Programming the LED module is straightforward. You just specify the port the module is connected to and which of the four (labelled) LEDs you want to address. The colour is set using RGB values which kids get the hang of pretty easily. It's really quick to just try different colour combinations with mBot because there's no compile, upload cycle, changes are instant. Time delays are created using the Scratch 'wait' command which my son is used to using.

Roby's Moods

You can address all four LEDs at once in a single command if you want to which is really convenient. My son uses this for Roby's different moods. E.g. Red for angry, Green for happy. At the moment these are controlled using by key presses but eventually they could be triggered as a response to specific situations.

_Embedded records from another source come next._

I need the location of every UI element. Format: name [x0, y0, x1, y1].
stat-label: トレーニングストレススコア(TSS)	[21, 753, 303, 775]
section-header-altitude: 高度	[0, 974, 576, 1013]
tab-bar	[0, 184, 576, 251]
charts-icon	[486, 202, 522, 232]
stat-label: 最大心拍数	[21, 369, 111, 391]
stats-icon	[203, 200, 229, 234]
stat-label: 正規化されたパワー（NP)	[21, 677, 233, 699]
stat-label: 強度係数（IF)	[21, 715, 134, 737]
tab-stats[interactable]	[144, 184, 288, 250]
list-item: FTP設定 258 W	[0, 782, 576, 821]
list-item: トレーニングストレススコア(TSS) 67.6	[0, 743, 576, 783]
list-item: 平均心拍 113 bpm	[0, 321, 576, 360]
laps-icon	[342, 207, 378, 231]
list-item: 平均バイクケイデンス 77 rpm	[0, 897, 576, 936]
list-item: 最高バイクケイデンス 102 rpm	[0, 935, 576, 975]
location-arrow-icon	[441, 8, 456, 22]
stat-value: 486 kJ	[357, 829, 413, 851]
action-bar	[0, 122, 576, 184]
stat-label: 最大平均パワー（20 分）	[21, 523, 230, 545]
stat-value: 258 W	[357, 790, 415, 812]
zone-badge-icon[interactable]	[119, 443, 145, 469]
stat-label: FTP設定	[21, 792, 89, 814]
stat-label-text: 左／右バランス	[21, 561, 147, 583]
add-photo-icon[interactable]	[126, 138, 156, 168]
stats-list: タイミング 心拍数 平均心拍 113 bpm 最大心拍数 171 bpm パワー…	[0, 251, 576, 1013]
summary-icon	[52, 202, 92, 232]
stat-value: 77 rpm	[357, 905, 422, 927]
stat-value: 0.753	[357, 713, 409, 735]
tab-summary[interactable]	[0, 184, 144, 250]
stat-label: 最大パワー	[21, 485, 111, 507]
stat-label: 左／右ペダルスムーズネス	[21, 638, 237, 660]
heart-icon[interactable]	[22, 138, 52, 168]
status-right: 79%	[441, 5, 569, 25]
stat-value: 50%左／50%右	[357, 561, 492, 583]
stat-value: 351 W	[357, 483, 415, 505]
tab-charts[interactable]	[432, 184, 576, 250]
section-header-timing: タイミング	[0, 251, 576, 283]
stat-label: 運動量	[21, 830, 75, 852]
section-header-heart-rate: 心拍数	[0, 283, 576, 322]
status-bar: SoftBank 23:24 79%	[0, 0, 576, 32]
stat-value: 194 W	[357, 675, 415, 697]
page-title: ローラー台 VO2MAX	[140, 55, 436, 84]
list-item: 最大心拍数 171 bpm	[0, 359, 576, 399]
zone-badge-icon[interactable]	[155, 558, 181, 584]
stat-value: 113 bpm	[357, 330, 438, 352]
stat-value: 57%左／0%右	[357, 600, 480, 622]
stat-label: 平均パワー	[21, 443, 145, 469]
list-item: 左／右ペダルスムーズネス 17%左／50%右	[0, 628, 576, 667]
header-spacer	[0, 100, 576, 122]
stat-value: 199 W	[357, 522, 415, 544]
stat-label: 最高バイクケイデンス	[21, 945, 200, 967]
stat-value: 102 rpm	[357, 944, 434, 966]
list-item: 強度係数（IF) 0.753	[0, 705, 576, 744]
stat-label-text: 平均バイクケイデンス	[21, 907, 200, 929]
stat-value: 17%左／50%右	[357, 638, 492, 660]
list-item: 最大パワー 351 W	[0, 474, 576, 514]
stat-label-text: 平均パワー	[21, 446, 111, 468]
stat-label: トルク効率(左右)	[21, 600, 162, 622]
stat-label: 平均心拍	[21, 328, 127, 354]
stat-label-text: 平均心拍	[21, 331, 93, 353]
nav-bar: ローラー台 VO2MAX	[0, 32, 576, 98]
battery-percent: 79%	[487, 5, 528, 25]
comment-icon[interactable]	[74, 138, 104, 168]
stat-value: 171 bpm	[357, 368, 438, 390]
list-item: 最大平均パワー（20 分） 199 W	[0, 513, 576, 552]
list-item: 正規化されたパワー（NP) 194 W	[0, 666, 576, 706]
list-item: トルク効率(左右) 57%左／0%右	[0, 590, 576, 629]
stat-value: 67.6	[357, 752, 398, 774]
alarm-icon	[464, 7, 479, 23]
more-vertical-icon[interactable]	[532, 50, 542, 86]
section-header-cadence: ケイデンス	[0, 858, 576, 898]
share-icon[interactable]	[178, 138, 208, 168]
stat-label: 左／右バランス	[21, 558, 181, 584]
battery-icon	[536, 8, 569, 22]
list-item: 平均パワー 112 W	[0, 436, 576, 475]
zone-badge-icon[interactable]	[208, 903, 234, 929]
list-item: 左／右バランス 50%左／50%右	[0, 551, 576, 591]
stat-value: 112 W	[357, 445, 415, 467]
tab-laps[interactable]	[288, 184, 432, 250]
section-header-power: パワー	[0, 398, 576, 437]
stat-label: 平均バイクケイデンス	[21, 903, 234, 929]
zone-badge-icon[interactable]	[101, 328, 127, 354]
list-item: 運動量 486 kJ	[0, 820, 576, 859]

You can put Roby into Happy mode with the 'h' key. The 'z' for sleep turns the LEDs off. 'a' puts Roby into angry mode but only for a few seconds - she doesn't stay angry for long. Tail-wagging can easily be included in the moods too.

Roby's Moods in mBlock Scratch code
We used events so that the moods can be triggered actions other than key presses. A great way to understand decoupling!

LED Patterns

mBlock Scratch setting individual LEDs
You can address Roby's LEDs individually which is great for creating cool patterns.

The LEDs are numbered from 1 to 4 and these numbers appear on the actual physical LED board so it's really easy for kids to understand how to address them.

We created a swirl pattern where the LEDs light up in turn.

There's so much scope for coding cool patterns with the LED dog tag.

Roby's LED dog tag in action:

Colours!

The four LEDs in the dog tag are full RGB leds so you can set red, green and blue to values from 0 to 255. This means you can choose from loads of colours!

To demonstrate this we've created a custom block that chooses random colours. The colours are really bright and Roby's dog tag lights up the floor in front of her. 

mBlock Scratch LED colours!

Overview

The more we use mBot the more impressed we are with its versatility. It's brilliant to have lots of things on the main board and still be able to easily connect lots more. The components MakeBlock have provided are perfect for children, mine always want lots of movement, light and sound in their projects.

With earlier versions of the mBlock software we had some teething troubles but there have been regular updates and everything is much smoother now.

The LED add-on for mBot has been a great addition. It came in a pack when we bought a servo so we didn't specifically choose to buy it. However, it was just right for creating Roby a very cool dog tag. The LEDs are really bright and light up the floor around the robot.

You can also control the built-in LEDs on the body of mBot in a similar way so Roby has plenty of lights! This means that even without the extra LED add-on you still have two RGB LEDs that you can address individually on the main mBot board.